1753-04-19, de Frederick II, king of Prussia à Voltaire [François Marie Arouet].

J'étais informé, comme vous arrivâtesà Potsdam, que votre dessein était d'aller à Leipzig, pour faire imprimer de nouvelles injures contre le genre humain; mais comme je suis un grand admirateur de votre adresse, je voulus me donner le spectacle de vos artifices et je m'amusai de vous voir débiter avec gravité la nécessité de votre voyage fabuleux aux eaux de Plombières.
En vérité, nos médecins de Berlin connaissent bien la vertu des eaux de Plombières et ils se sont avisés bien tard de les recommander à eur malade. Je plains le chirurgien du roi de France et votre nièce, qui vous attendent vainement à ces bains fameux.
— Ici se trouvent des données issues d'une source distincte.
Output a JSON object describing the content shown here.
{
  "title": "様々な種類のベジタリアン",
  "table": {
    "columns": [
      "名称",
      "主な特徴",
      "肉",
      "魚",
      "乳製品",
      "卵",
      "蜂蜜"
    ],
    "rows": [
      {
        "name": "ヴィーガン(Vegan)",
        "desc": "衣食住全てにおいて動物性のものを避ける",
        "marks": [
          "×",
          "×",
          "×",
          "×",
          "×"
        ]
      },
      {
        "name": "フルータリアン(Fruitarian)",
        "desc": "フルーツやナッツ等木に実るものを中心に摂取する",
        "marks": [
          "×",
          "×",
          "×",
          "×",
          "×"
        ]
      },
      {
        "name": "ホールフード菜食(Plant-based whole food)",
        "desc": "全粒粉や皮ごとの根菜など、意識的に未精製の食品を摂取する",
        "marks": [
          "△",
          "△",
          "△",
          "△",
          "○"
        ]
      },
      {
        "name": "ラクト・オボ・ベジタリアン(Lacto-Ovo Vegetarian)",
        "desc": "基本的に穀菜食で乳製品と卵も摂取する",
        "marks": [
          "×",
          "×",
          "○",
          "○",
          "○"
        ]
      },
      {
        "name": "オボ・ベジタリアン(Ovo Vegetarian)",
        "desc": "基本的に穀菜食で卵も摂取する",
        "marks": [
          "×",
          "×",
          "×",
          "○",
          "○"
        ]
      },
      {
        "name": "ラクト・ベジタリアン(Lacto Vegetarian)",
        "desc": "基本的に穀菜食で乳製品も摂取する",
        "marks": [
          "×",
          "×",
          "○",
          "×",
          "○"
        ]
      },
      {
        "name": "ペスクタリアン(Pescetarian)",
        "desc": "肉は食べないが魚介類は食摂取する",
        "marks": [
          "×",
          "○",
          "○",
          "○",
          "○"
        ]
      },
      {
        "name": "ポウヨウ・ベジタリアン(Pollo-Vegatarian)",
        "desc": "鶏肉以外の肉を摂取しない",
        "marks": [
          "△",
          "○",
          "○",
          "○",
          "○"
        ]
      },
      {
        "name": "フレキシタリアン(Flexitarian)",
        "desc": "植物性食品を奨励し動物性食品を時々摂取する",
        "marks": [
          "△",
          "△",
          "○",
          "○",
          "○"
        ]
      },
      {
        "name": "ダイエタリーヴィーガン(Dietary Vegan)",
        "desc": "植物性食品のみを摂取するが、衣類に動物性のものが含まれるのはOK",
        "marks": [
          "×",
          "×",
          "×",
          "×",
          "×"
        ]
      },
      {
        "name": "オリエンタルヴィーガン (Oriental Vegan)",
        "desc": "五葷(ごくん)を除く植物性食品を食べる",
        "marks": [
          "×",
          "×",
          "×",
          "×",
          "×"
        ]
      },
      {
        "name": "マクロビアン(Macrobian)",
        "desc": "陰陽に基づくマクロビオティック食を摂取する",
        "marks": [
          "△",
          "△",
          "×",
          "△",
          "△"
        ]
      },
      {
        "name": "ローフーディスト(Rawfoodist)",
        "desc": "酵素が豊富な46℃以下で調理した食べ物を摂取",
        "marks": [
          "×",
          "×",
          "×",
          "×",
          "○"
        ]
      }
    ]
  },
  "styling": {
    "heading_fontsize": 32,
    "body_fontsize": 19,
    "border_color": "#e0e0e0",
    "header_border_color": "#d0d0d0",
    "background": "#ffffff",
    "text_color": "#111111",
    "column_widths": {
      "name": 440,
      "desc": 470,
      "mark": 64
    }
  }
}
Je ne doute pas que vous ne vous soyez rétabli à Leipzig; il y a apparence que les imprimeurs de cette ville vous ont purgé d'une surabondance de fiel.

Puisse La Beaumelle être le seul qui souffre de votre colère. Je n'ai point fait alliance avec vous, pour que vous me défendiez, et je ne me soucie guère de ce que La Beaumelle s'est avisé de dire de moi ou de mon pays. Vous devez savoir mieux que personne que je ne sais point venger les offenses que l'on me fait. Je vois le mal et je plains ceux qui sont assez méchants pour le faire. Je sais qu'on a vendu à Berlin la Défense de Maupertuis, l'éloge de Jourdan et de La Mettrie, en y ajoutant un quatrain de mes vers parodiés; je sais à n'en pas douter que le trait part de vous, mais je ris de votre colère impuissante et je vous assure que l'ouvrage n'a point été brûlé ici. Je ne sais si vous regrettez Potsdam ou si vous ne le regrettez pas: si j'en dois juger par l'impatience que vous avez marquée d'en partir, je devais croire que vous aviez de bonnes raisons pour vous en éloigner. Je ne veux point les examiner et j'en appelle à votre conscience, si vous en avez une.

J'ai vu la lettre que Maupertuis vous a écrite, et je vous avoue que votre lettre m'a fait admirer la subtilité et l'adresse de votre esprit. O l'homme éloquent! Maupertuis vous dit qu'il saura vous trouver, si vous continuez à publier des libelles contre lui, et vous, le Cicéron de notre siècle, quoique vous ne soyez ni consul ni père de la patrie, vous vous plaignez à tout le monde que Maupertuis veut vous assassiner! Avouez moi que vous étiez né pour devenir le premier ministre de César Borgia! Vous faites déposer sa lettre à Leipzig, tronquée apparemment, devant les magistrats de la ville: que Machiavel aurait applaudi à ce stratagème! Y avez vous aussi déposé les libelles que vous avez faits contre lui? Jusqu'à présent vous avez été brouillé avec la justice, mais par une adresse singulière vous trouvez le moyen de vous la rendre utile: c'est ce qui s'appelle faire servir ses ennemis d'instruments à ses desseins.

Pour moi, qui ne suis qu'un bon Allemand, et qui ne rougis point de porter le caractère de candeur attaché à cette nation, je ne vous écris point moi même, parce que je n'ai pas assez de finesse pour composer une lettre dont on ne puisse pas faire mauvais usage. Vous vous ressouviendrez de celle que je vous écrivis sur le Catilina de Crébillon, dont la moitié faisait l'éloge de la pièce et l'autre moitié contenait la critique de quelques endroits qui ne m'avaient pas plu. En homme habile vous fîtes courir dans Paris la partie de cette lettre qui contenait la critique et vous supprimâtes les éloges. Vous avez l'art de corriger les dates et de transposer les événements, comme il vous plaît; vous avez, de plus, l'adresse de prendre une phrase d'un endroit et une phrase d'un autre et de les joindre ensemble, pour en faire l'usage que vous jugez le plus utile à vos desseins. Tous ces grands talents, qui me sont si connus dans votre personne, m'obligent à quelque circonspection, et vous ne devez pas vous étonner, si par la main de mon secrétaire je vous recommande à la sainte garde de dieu, quand vous êtes abandonné des hommes.

P. S. Vous pouvez faire réimprimer cette lettre à côté de celles du pape, des cardinaux de Fleury et Alberoni; mais ne soyez pas assez maladroit, pour y changer quelque chose, parce que nous en avons ici une vidimée devant la justice.